One of the best, most socially relevant comics of the year was actually released in 1989. Dark Horse’s reprint of Steven T. Seagle and Tim Sale’s three-issue Comico miniseries (beautifully colored for the first time by Dave Stewart) introduced a whole new audience to a story that deserves to be mentioned alongside other “important” comics like “Maus” and “Persepolis.” To those only familiar with Sale’s superhero work, the crisp, clean storytelling of “The Amazon” is an eye-opener. (It’s nice to journey back to the days when he wasn’t going crazy with shading.) Hopefully when the collection comes out in early 2010, “The Amazon” will find the audience it so richly deserves.

Best Comic Marketed As A Bad Girl Book That Actually Turned Out To Be A Lot of Fun: “Marvel Divas”
You’re excused if you skipped this one, considering the controversy that arose from the unfortunate title and the terrible, terrible cheesecake cover. (Though, to be fair, the covers vastly improved past the first issue.) But those brave souls who did pick it up found a fun, occasionally moving story featuring some underutilized Marvel heroines. (Who doesn’t love a good Firestar story?) Sure, it was “Sex & the City” meets the Marvel Universe, but also miraculously way better than that tagline suggests.

Best comic to read when you can’t sleep: “Ganges” #3

Glenn Ganges is still trying to fall asleep from issue #1. Join our hero in the fight of his life against his foe, Insomnia. But can he truly rely on his allies, Body and Mind? Or will they betray him, just like all the others? And what of Wendy? Will she ever again be conscious and have her face shown at the same time? Only issue #4 will tell! Maybe!

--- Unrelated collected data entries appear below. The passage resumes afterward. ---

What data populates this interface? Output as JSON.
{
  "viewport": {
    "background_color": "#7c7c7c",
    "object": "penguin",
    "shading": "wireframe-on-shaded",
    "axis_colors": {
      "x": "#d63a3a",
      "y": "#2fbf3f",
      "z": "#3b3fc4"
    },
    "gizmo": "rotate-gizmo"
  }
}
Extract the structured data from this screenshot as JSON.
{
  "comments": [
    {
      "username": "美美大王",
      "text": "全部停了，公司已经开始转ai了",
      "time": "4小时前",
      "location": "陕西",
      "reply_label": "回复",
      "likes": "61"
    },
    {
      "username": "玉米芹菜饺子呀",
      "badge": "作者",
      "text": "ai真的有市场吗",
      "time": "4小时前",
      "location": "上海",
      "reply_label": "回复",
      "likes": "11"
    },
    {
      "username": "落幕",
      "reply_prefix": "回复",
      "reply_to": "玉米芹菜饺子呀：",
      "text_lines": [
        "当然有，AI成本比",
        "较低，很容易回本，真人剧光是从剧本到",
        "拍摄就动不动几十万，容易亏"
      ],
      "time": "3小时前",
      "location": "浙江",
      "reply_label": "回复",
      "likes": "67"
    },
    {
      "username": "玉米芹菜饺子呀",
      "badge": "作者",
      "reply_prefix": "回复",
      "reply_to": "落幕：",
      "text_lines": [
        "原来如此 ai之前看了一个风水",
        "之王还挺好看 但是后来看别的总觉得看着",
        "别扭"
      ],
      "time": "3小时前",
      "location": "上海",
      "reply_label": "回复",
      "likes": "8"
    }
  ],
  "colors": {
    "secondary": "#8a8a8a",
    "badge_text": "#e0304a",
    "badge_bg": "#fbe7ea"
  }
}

Best Weekly Comic: “Wednesday Comics”
14 x 20 full-color weekly comics by Kyle Baker, Mike Allred, Brian Azzarello, Paul Pope, Neil Gaiman, Kurt Busiek, Joe Quinones, Walt Simonson, Brian Stelfreeze, John Arcudi, Ben Caldwell, Lee Bermejo, Joe Freaking Kubert and more? Thank you, Mark Chiarello and “Wednesday Comics.” Now: give. us. more.

Best Grant Morrison Comic: “Seaguy: The Slaves of Mickey Eye”
To: All applicants named Batman or Crisis. The position has been filled. Thank you so much for your interest. Please feel free to apply again next year. Some suggestions for your future success: try to develop more genuine foreboding, a better sense of unease. Keep a dream journal. Give a tuna a cigar. Have a swordfight with a bearded lady. And try to develop more spontaneously self-impregnating secret agents in a Mexican version of the Village from the Prisoner. Best of luck in your future endeavors. Sincerely, God.